The reasons for establishing good occupational health and safety standards are frequently identified as:

Moral - An employee should not have to risk injury or death at work, nor should others associate with the work environment.
Economic - Many governments realise that poor occupational health and safety performance results in cost to the state (e.g. through payments to the incapacitated, costs for medical treatment, and the loss of the "employability" of the worker). Employing organisations also sustain costs in the event of an incident at work (such as legal fees, fines, compensatory damages, investigation time, lost production, lost goodwill from the workforce, from customers and from the wider community).
Legal - Occupational requirements may be reinforced in civil law and/or criminal law; it is accepted that without the extra "encouragement" of potential regulatory action or litigation, many organisations would not act upon their implied moral obligations.

Generally speaking:

  • A hazard is something that can cause harm if not controlled.
  • The outcome is the harm that results from an uncontrolled hazard.
  • A risk is a combination of the probability that a particular outcome will occur, and the severity of the harm involved.

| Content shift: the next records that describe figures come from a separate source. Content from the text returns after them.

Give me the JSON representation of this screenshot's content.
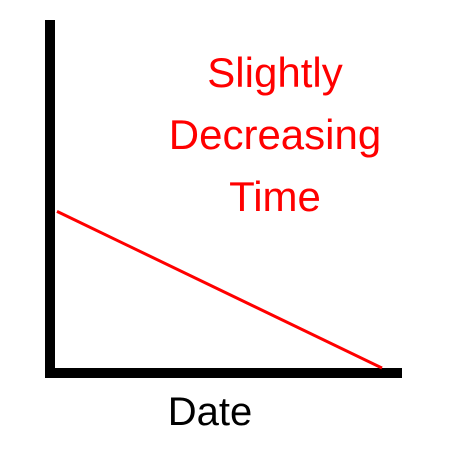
{
  "chart_data": {
    "type": "line",
    "title_lines": [
      "Slightly",
      "Decreasing",
      "Time"
    ],
    "xlabel": "Date",
    "ylabel": "",
    "series": [
      {
        "color": "#ff0000",
        "x": [
          0,
          1
        ],
        "y": [
          0.45,
          0
        ]
      }
    ],
    "xlim": [
      0,
      1
    ],
    "ylim": [
      0,
      1
    ],
    "grid": false,
    "legend": "none",
    "tick_labels": false
  },
  "colors": {
    "title": "#ff0000",
    "axis": "#000000",
    "label": "#000000"
  }
}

“Hazard”, “risk”, and “outcome” are used in other fields to describe e.g. environmental damage, or damage to equipment. However, in the context of occupational health and safety, “harm” generally describes the direct or indirect degradation, temporary or permanent, of the physical, mental, or social well-being of workers. For example, repetitively carrying out manual handling of heavy objects is a hazard. The outcome could be a musculoskeletal disorder (MSD) or an acute back or joint injury. The risk can be expressed numerically (e.g. a 0.5 or 50/50 chance of the outcome occurring during a year), in relative terms (e.g. "high/medium/low"), or with a multi-dimensional classification scheme (e.g. situation-specific risks).

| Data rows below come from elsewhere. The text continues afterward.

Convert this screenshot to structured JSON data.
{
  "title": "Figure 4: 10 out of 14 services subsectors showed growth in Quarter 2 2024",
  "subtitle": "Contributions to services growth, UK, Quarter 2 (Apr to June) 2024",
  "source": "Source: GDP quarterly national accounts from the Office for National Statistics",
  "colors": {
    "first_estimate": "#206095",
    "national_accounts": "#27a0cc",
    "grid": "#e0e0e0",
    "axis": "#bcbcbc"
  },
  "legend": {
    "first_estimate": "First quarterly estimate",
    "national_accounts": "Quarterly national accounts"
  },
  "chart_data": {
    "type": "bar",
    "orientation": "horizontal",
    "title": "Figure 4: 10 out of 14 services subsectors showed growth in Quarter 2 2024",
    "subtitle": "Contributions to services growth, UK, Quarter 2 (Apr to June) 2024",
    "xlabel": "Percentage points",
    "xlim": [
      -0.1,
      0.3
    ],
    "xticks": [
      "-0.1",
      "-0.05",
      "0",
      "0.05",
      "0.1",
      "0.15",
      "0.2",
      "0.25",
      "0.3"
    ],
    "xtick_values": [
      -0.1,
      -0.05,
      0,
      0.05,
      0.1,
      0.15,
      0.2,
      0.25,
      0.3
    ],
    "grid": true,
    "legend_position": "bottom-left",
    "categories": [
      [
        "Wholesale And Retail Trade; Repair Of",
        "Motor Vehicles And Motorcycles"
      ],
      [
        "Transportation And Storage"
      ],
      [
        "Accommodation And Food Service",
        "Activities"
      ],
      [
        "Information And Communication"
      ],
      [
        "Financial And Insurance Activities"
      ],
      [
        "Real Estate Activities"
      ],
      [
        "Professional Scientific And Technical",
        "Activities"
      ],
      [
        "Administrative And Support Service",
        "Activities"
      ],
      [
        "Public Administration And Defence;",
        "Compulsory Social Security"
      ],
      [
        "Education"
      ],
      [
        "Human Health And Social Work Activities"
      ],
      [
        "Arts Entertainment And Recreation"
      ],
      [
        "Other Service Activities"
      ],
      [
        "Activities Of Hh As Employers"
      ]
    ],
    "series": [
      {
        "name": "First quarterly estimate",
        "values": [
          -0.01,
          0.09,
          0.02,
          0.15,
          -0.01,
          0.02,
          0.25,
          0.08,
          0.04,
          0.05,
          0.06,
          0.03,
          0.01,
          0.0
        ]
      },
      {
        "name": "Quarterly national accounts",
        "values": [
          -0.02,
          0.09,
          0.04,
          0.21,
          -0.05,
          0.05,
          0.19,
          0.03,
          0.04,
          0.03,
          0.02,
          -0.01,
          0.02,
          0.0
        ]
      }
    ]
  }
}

Hazard analysis or hazard assessment is a process in which individual hazards of the workplace are identified, assessed and controlled/eliminated as close to source (location of the hazard) as reasonable and possible. As technology, resources, social expectation or regulatory requirements change, hazard analysis focuses controls more closely toward the source of the hazard. Thus, hazard control is a dynamic program of prevention. Hazard-based programs also have the advantage of not assigning or implying there are "acceptable risks" in the workplace. A hazard-based program may not be able to eliminate all risks, but neither does it accept "satisfactory" - but still risky - outcomes. And as those who calculate and manage the risk are usually managers while those exposed to the risks are a different group, workers, a hazard-based approach can bypass conflict inherent in a risk-based approach.

Modern occupational safety and health legislation usually demands that a risk assessment be carried out prior to making an intervention. It should be kept in mind that risk management requires risk to be managed to a level which is as low as is reasonably practical.

The calculation of risk is based on the likelihood or probability of the harm being realised and the severity of the consequences. This can be expressed mathematically as a quantitative assessment (by assigning low, medium and high likelihood and severity with integers and multiplying them to obtain a risk factor, or qualitatively as a description of the circumstances by which the harm could arise.

The assessment should be recorded and reviewed periodically and whenever there is a significant change to work practices. The assessment should include practical recommendations to control the risk. Once recommended controls are implemented, the risk should be re-calculated to determine of it has been lowered to an acceptable level. Generally speaking, newly introduced controls should lower risk by one level, i.e. from high to medium or from medium to low.